Tout en se félicitant de travail accompli pendant quatre ans (voir ci-dessous), Philippe Saurel, maire de Montpellier et président de M3M, semble accepter assez bien la perspective de prendre du recul. Et confirme que la Métropole maintient son soutien au dossier de candidature déposé pour le label "Capitale French Tech", et au-delà.

"Le gouvernement veut donner à la French Tech un nouvel essor en la restituant aux entrepreneurs. C'est logique, car cela est conforme aux options politiques d'Emmanuel Macron, qui veut laisser plus de place à la société civile. Il y a des exemples où les collectivités ont été très prégnantes dans la French Tech mais ce n'est pas notre cas : nous nous sommes battus pour le label, mais ce sont les entreprises qui le gèrent. Nous devrons aussi l'étendre à des territoires voisins, mais c'est déjà le cas, car des entreprises de Lunel travaillent avec la French Tech Montpellier, et nous signons prochainement un partenariat avec l'Agglo de Millau Grands Causses, qui englobe le volet numérique", explique-t-il.

Il est à noter que le gouvernement n'envisage de créer que de 10 à 12 Capitales French Tech, contre 13 Métropoles French Tech existantes à ce jour.

Une association French Tech en gestation

De son côté, l'autre label de la "Communauté French Tech" doit prendre la suite des réseaux thématiques French Tech et faciliter les actions d'accompagnement à l'export.

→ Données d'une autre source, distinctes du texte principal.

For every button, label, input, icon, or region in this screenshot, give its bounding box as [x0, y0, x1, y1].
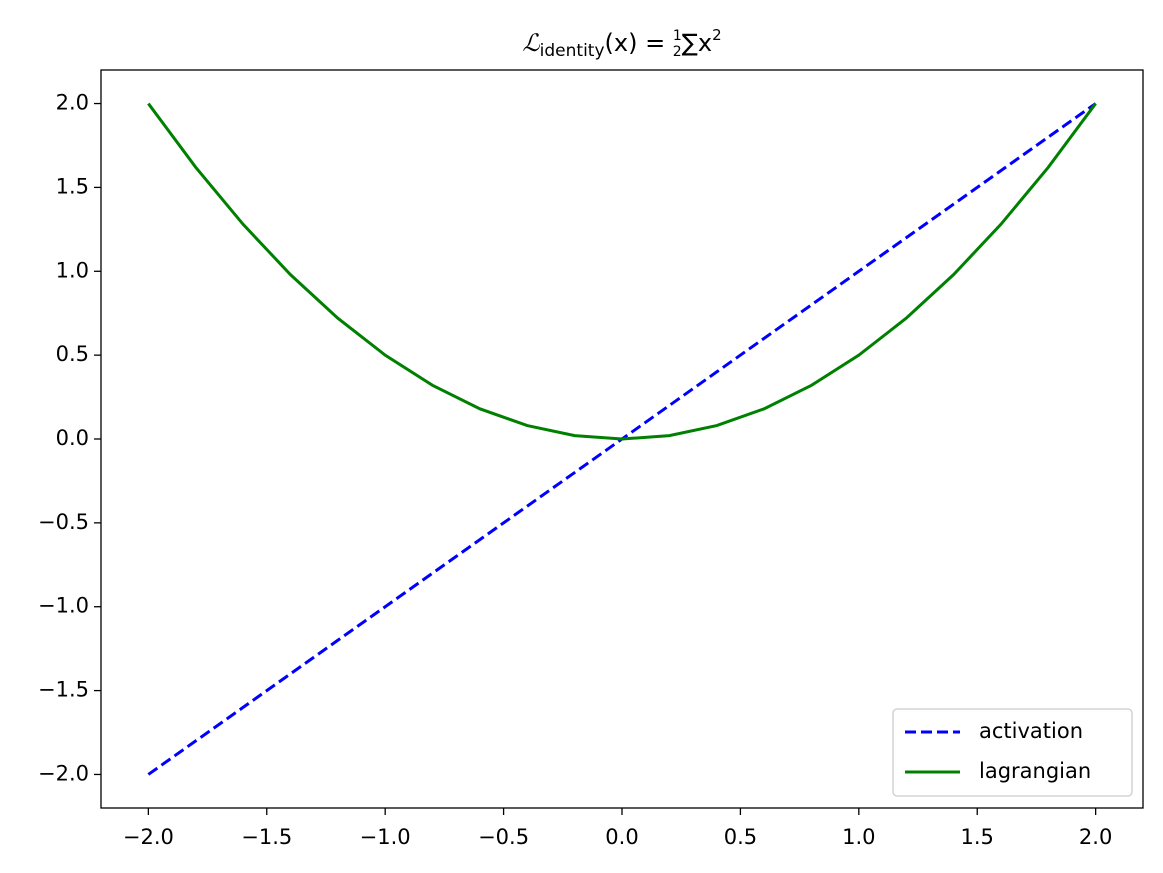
y-tick-label: −2.0	[38, 761, 89, 785]
x-tick-label: −2.0	[123, 825, 174, 849]
x-tick-label: 2.0	[1079, 825, 1112, 849]
title-sum: ∑x	[682, 29, 712, 57]
x-tick-label: 1.5	[961, 825, 994, 849]
y-tick-label: 0.5	[56, 342, 89, 366]
plot-frame	[100, 69, 1144, 809]
x-tick-label: −1.0	[360, 825, 411, 849]
line-series	[147, 102, 1097, 441]
title-numerator: 1	[673, 28, 682, 44]
chart-title: ℒidentity(x) = 1 2∑x2	[522, 26, 721, 62]
x-tick-label: −1.5	[241, 825, 292, 849]
y-tick-label: 1.0	[56, 258, 89, 282]
y-tick-label: 2.0	[56, 91, 89, 115]
y-tick-label: −0.5	[38, 510, 89, 534]
title-denominator: 2	[673, 44, 682, 60]
title-symbol: ℒ	[522, 29, 540, 57]
title-middle: (x) =	[605, 29, 673, 57]
legend-label: lagrangian	[979, 759, 1091, 783]
legend-label: activation	[979, 719, 1083, 743]
legend-box	[892, 708, 1133, 797]
y-tick-label: 1.5	[56, 174, 89, 198]
x-tick-label: 1.0	[842, 825, 875, 849]
y-tick-label: −1.5	[38, 678, 89, 702]
x-tick-label: −0.5	[478, 825, 529, 849]
title-subscript: identity	[540, 41, 605, 61]
title-superscript: 2	[712, 26, 722, 44]
y-tick-label: −1.0	[38, 594, 89, 618]
x-tick-label: 0.0	[605, 825, 638, 849]
x-tick-label: 0.5	[724, 825, 757, 849]
y-tick-label: 0.0	[56, 426, 89, 450]
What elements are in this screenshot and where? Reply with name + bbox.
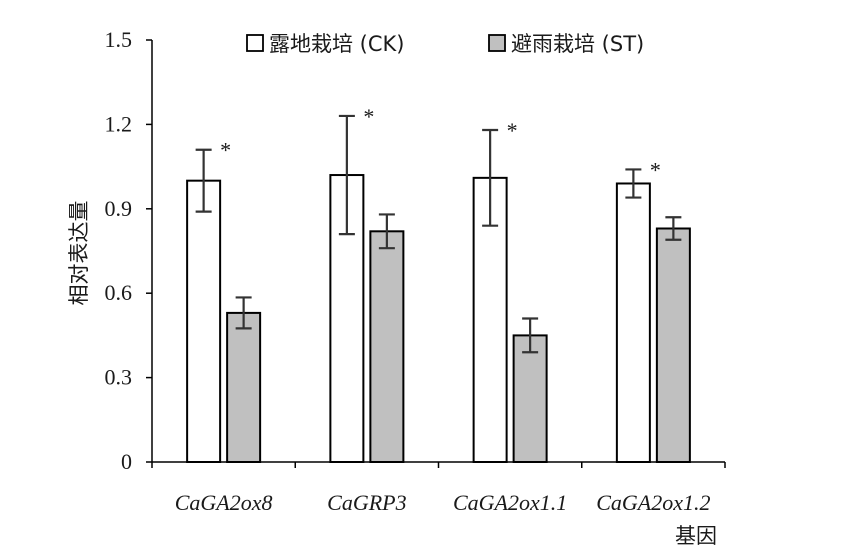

Pour ces deux labels "Capitale" et "Communauté", les dossiers de candidature doivent être déposés et défendus par une association d'entrepreneurs, qui reste donc à créer à Montpellier.

Des démarches en ce sens ont déjà été engagées par un noyau d'entreprises locales (Matooma, Il Était un Fruit, Pradeo, Seclab, Bulane, Numalis, IoTerop, etc.) : selon Frédéric Salles, président de Matooma - pressenti pour la présidence de cette future association -, ce groupe est à la recherche de 50 signataires issus de l'écosystème (start-ups, ETI, groupes, banques, fonds d'investissement, etc.) afin de réfléchir au cahier des charges et aux options inscrites dans le dossier de candidature, qui doit être déposé avant le 31 janvier 2019.

"Le gouvernement nous demande de réfléchir à des clefs pour générer, sur notre territoire, des entreprises valorisées à plus de 500 M€ en cinq ans, pour favoriser le développement à l'international, pour travailler sur la "deep tech" - avec des innovations de rupture - et la "tech for good" - avec de forts impacts sociétaux -, et pour améliorer la mixité dans les entreprises afin d'augmenter le rôle des femmes", résume Frédéric Salles.

Laure Vidal, fondatrice de Il Était un Fruit, livre déjà quelques-unes des "clefs" privilégiées par la future association : "Relayer les outils nationaux tels que French Tech Ticket (destiné aux startuppers étrangers en France, NDLR), et mettre en place de nouveaux outils locaux destinés à augmenter les ventes et à répondre aux problématiques de financement et de structuration propres aux start-ups", égrène-t-elle.

En quatre ans de labellisation French Tech portée par M3M, 42 entreprises ont été retenues pour le Pass French Tech (record national hors Île-de-France), 350 M€ ont été levés, et sept réseaux thématiques (sur neuf possibles) ont été attribués à Montpellier. Le taux de pérennité à trois ans des start-ups locales s'élève à 89,7 % (contre 72 % en France), et celui à cinq ans s'affiche à 84,9 % (contre 60 %).